Mapping class groups appear in other areas of mathematics, such as algebraic geometry, dynamics, hyperbolic geometry, etc. Notably, the geometry of the mapping class group plays a central role in the proof of Thurston's Ending Lamination Conjecture, recently given by Brock-Canary-Minsky.
Our current research in this area centers around rigidity phenomena for mapping class groups, and the various spaces on which they act. For further details see the preprints page of the principal investigator in this area.
Formal Languages in Group Theory
Elements of finitely generated groups are naturally given as words (strings) over the generators and their inverses and it is an intersting question whether, and if so how, algebraic properties of the underlying group are related to language theoretic properties of certain sets of words. Some nice results have been obtained in recent years but many open problems remain. For more details see the preprints page of the principal investigator in this area.
Asymptotic Group Theory
This area of Group Theory studies infinte groups on a large scale by associating a counting function to them and then relating the growth rate of this function to the algebraic properties of the groups. Famous examples are Gromov's classification of groups of polynomial word growth and Lubotzky, Mann and Segals work on groups with polynomial subgroup growth. At the time of writing geodesic growth and representation growth are hot topics. For more details see the preprints page of the principal investigator in this area.
The theory of Vertex Operator Algebras (VOAs) is a relatively new branch of mathematics with connections to many areas of mathematics including Lie and Kac-Moody algebras, analytic number theory, Riemann surfaces and theoretical physics.
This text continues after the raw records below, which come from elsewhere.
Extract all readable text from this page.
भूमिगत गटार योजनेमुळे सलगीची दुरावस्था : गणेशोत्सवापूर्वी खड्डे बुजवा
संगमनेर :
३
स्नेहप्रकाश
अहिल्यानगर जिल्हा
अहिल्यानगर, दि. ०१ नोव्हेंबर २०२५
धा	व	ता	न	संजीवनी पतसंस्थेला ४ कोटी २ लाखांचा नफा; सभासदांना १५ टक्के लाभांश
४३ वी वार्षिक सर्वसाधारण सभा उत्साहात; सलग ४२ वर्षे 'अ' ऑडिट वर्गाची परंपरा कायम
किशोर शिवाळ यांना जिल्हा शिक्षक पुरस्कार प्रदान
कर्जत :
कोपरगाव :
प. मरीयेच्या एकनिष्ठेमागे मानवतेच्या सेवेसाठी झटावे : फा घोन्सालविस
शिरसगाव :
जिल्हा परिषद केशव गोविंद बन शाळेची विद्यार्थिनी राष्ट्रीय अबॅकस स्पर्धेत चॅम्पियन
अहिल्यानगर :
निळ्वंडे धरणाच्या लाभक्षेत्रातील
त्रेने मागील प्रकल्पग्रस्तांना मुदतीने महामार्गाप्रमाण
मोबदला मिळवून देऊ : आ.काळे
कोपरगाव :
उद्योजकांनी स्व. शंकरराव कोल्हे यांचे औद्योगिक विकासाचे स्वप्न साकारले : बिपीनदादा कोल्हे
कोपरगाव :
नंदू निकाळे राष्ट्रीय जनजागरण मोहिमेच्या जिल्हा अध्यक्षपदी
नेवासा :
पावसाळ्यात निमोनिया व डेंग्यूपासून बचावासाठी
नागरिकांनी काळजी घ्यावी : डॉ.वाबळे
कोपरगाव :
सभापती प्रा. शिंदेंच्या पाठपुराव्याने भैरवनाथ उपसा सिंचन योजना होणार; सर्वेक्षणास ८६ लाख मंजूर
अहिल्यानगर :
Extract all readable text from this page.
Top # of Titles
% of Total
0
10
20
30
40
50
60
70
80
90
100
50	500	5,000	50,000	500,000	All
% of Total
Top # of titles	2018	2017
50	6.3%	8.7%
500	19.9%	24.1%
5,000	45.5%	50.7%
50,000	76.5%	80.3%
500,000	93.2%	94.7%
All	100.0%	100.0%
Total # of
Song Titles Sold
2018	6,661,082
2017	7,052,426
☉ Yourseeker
The VOA group is primarily working on two areas.
VOAs on Riemann surfaces
This project is concerned with understanding VOA partition functions and correlation functions on Riemann surfaces of genus two and higher. This involves applying new combinatorial techniques to VOAs and developing appropriate geometrical descriptions of sewn Riemann surfaces.
This project is concerned with exploring VOAs with exceptional symmetry groups (such as the Monster finite group) from a unified point of view based on properties of the Virasoro algebra.